GPU cards come with very different hardware capabilities and performance. It is possible to fine-tune the GPU performance using a few parameters that control the execution of the particle tracking kernel.

Tip

You can check the GPUs installed on your system using fred -gpusetup and then use the provided information to configure your environment using fred -config.

Available environment variables and their default values:

export FGE_PRIMARY_MAX_BATCH=1000000
export FGE_SECONDARY_MULT_FACTOR=1
export FGE_CL_NQUEUEDEV=6
FGE_PRIMARY_MAX_BATCH

Set the number of primary particles sent to GPU for each kernel invocation.

A large enough buffer will reduce the number of kernel invocations and the communication times between CPU and GPU.

FGE_SECONDARY_MULT_FACTOR

Increase the particle buffer by this integer multiplication factor.

For a proton beam, the number of secondary produced is always less than the primary number, so by default, FGE_SECONDARY_MULT_FACTOR is set to 1. For a carbon beam, the number of secondary fragments per primary ion is up to 3.5 in the therapeutic range, so FGE_SECONDARY_MULT_FACTOR = 4 is typically requested.

Note

FRED will quietly signal the occurrence of a particle buffer overflow at the end of a simulation. In that case, try to understand the problem and readjust the buffer size using FGE_SECONDARY_MULT_FACTOR.

FGE_CL_NQUEUEDEV

Set the number of independent execution queues on each device.
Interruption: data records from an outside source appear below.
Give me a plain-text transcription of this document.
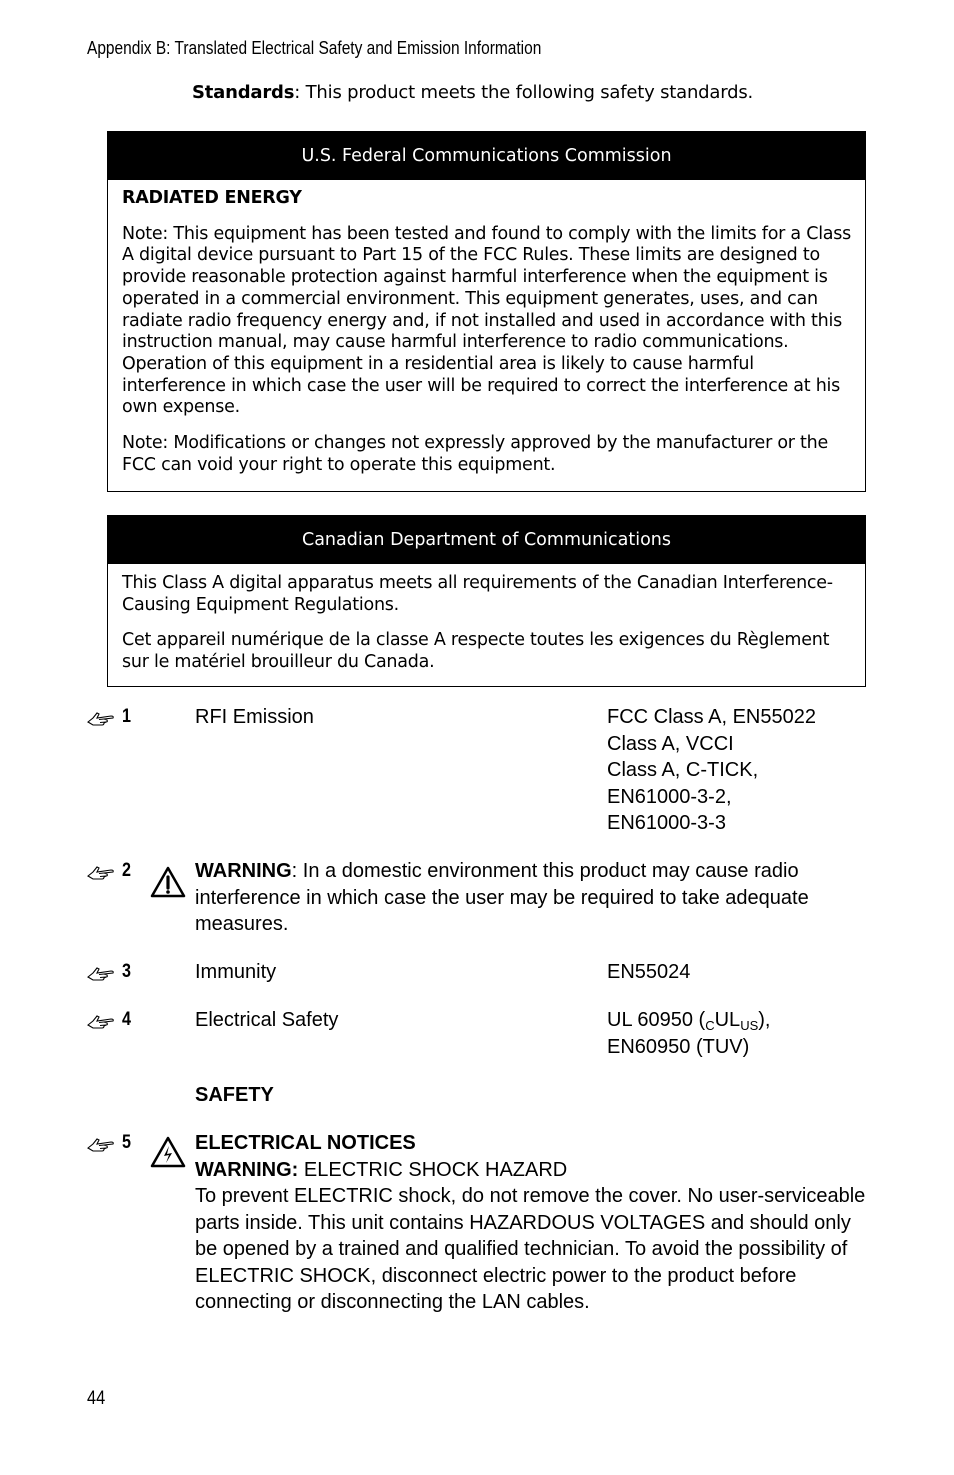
Appendix B: Translated Electrical Safety and Emission Information
Standards: This product meets the following safety standards.
U.S. Federal Communications Commission
RADIATED ENERGY

Note: This equipment has been tested and found to comply with the limits for a Class A digital device pursuant to Part 15 of the FCC Rules. These limits are designed to provide reasonable protection against harmful interference when the equipment is operated in a commercial environment. This equipment generates, uses, and can radiate radio frequency energy and, if not installed and used in accordance with this instruction manual, may cause harmful interference to radio communications. Operation of this equipment in a residential area is likely to cause harmful interference in which case the user will be required to correct the interference at his own expense.

Note: Modifications or changes not expressly approved by the manufacturer or the FCC can void your right to operate this equipment.

Canadian Department of Communications

This Class A digital apparatus meets all requirements of the Canadian Interference-Causing Equipment Regulations.

Cet appareil numérique de la classe A respecte toutes les exigences du Règlement sur le matériel brouilleur du Canada.

1	RFI Emission	FCC Class A, EN55022
Class A, VCCI
Class A, C-TICK,
EN61000-3-2,
EN61000-3-3
2	WARNING: In a domestic environment this product may cause radio interference in which case the user may be required to take adequate measures.
3	Immunity	EN55024
4	Electrical Safety	UL 60950 $(_CUL_{US})$,
EN60950 (TUV)
SAFETY
5	ELECTRICAL NOTICES
WARNING: ELECTRIC SHOCK HAZARD
To prevent ELECTRIC shock, do not remove the cover. No user-serviceable parts inside. This unit contains HAZARDOUS VOLTAGES and should only be opened by a trained and qualified technician. To avoid the possibility of ELECTRIC SHOCK, disconnect electric power to the product before connecting or disconnecting the LAN cables.
44
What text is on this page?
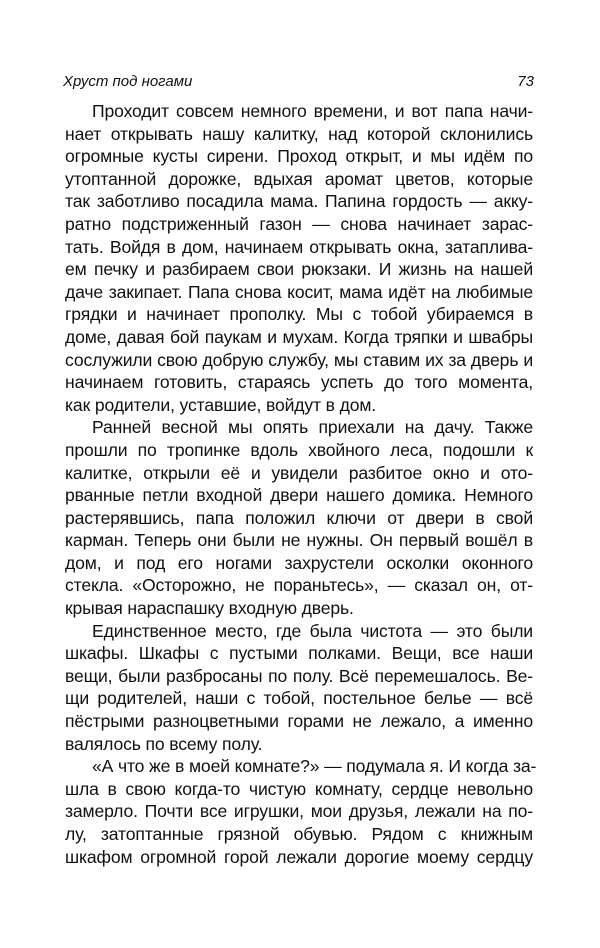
Хруст под ногами	73

Проходит совсем немного времени, и вот папа начи-
нает открывать нашу калитку, над которой склонились
огромные кусты сирени. Проход открыт, и мы идём по
утоптанной дорожке, вдыхая аромат цветов, которые
так заботливо посадила мама. Папина гордость — акку-
ратно подстриженный газон — снова начинает зарас-
тать. Войдя в дом, начинаем открывать окна, затаплива-
ем печку и разбираем свои рюкзаки. И жизнь на нашей
даче закипает. Папа снова косит, мама идёт на любимые
грядки и начинает прополку. Мы с тобой убираемся в
доме, давая бой паукам и мухам. Когда тряпки и швабры
сослужили свою добрую службу, мы ставим их за дверь и
начинаем готовить, стараясь успеть до того момента,
как родители, уставшие, войдут в дом.

Ранней весной мы опять приехали на дачу. Также
прошли по тропинке вдоль хвойного леса, подошли к
калитке, открыли её и увидели разбитое окно и ото-
рванные петли входной двери нашего домика. Немного
растерявшись, папа положил ключи от двери в свой
карман. Теперь они были не нужны. Он первый вошёл в
дом, и под его ногами захрустели осколки оконного
стекла. «Осторожно, не пораньтесь», — сказал он, от-
крывая нараспашку входную дверь.

Единственное место, где была чистота — это были
шкафы. Шкафы с пустыми полками. Вещи, все наши
вещи, были разбросаны по полу. Всё перемешалось. Ве-
щи родителей, наши с тобой, постельное белье — всё
пёстрыми разноцветными горами не лежало, а именно
валялось по всему полу.

«А что же в моей комнате?» — подумала я. И когда за-
шла в свою когда-то чистую комнату, сердце невольно
замерло. Почти все игрушки, мои друзья, лежали на по-
лу, затоптанные грязной обувью. Рядом с книжным
шкафом огромной горой лежали дорогие моему сердцу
A number >=2 is required for hiding memory transfer latency between CPU and GPU. A number 4-6 of queues is required to increase performance in generating the dose influence matrix Dij.

Tip

In case of memory shortage on the GPU, the variables FGE_PRIMARY_MAX_BATCH, FGE_SECONDARY_MULT_FACTOR, and FGE_CL_NQUEUEDEV can be used to reduce the memory needed by the GPU kernel.

Try changing the values depending on the type of simulation you want to run.

Check the relative performance using for instance fred -benchmark 1e7.

Once you find a satisfactory set of parameters, you can add the envvars to the FRED configuration file (.fredrc in Linux or Registry in Windows).